As I understand it, Protocol Buffers is mostly used for projects that have control over both the server and client code. My general question is - can Protocol Buffers be used to serialize / deserialze binary messages to a server that uses an existing protocol? So, my questions:
Does Protocol Buffers natively support the ability to define a message in a text file and then to specify how it will be serialized / deserialized? For example, lets say that integers are big endian on the server and little endian on the client. Are there any native keywords that would take this into account? Another example - if a string is passed as one byte for each character in the string and has a fixed length or 2 bytes are used to specify the length, is there a native keyword to specify this so that the serialization / deserialization would be done properly?

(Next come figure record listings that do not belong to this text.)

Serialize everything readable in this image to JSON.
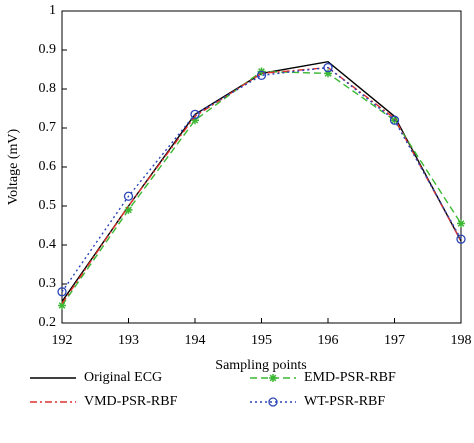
{
  "chart_data": {
    "type": "line",
    "x_label": "Sampling points",
    "y_label": "Voltage (mV)",
    "x": [
      192,
      193,
      194,
      195,
      196,
      197,
      198
    ],
    "xlim": [
      192,
      198
    ],
    "xticks": [
      192,
      193,
      194,
      195,
      196,
      197,
      198
    ],
    "ylim": [
      0.2,
      1
    ],
    "yticks": [
      0.2,
      0.3,
      0.4,
      0.5,
      0.6,
      0.7,
      0.8,
      0.9,
      1
    ],
    "grid": false,
    "legend": "bottom",
    "series": [
      {
        "name": "Original ECG",
        "color": "#000000",
        "linestyle": "solid",
        "marker": "none",
        "values": [
          0.255,
          0.5,
          0.735,
          0.84,
          0.87,
          0.73,
          0.41
        ]
      },
      {
        "name": "EMD-PSR-RBF",
        "color": "#3cb834",
        "linestyle": "dashed",
        "marker": "star",
        "values": [
          0.245,
          0.49,
          0.72,
          0.845,
          0.84,
          0.72,
          0.455
        ]
      },
      {
        "name": "VMD-PSR-RBF",
        "color": "#e0302e",
        "linestyle": "dashdot",
        "marker": "none",
        "values": [
          0.25,
          0.5,
          0.73,
          0.84,
          0.855,
          0.725,
          0.41
        ]
      },
      {
        "name": "WT-PSR-RBF",
        "color": "#2a44b8",
        "linestyle": "dotted",
        "marker": "circle",
        "values": [
          0.28,
          0.525,
          0.735,
          0.835,
          0.855,
          0.72,
          0.415
        ]
      }
    ]
  }
}
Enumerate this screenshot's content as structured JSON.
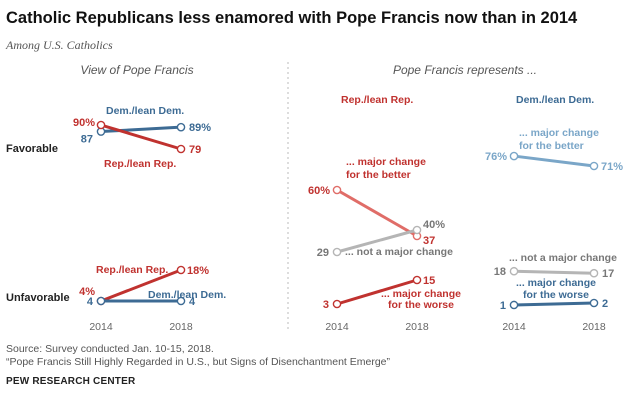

If Protocol Buffers does not support any way to natively fine tune how serialization / deserialization should be done for an existing protocol, then could that capability be added through extension? Could keywords somehow be added that would be recognized by the serialization / deserialization methods? Perhaps this could be done by extending or modifying the code in protobuf-csharp-port or protobuf-net? The .proto file could use a new type of keyword called a serialization type that could be used to specify the type of serialization behavior for a field. If the methods implementing the serialization types were implemented as public virtual functions, then a custom class could override that behavior for specialized processing. The only other thing that I can think of is that since a schema is used by Protocol Buffers, it could use it when processing messages from the server, but should not try to send it to the server or expect any type of schema messages from the server. Is there anything else that would need to be done to make all of this work with protocol buffers?
In this link, protobuf-csharp-port and protobuf-net are compared. It looks like protobuf-net is faster. But, which implementation would be best suited for implementing a new serialization type that could be used to fine tune control on how a type can be serialized / deserialized?
If you don't think it would be appropriate to include this functionality in Protocol Buffers, then are there any APIs out there that can take a text file containing a description of a binary message and turn it into a C# class that properly does serialization and deserialization? I am already familiar with the API XSD2Code, which does serialization / deserialization with XML files. But that would not be helpful here since the data is binary, not XML.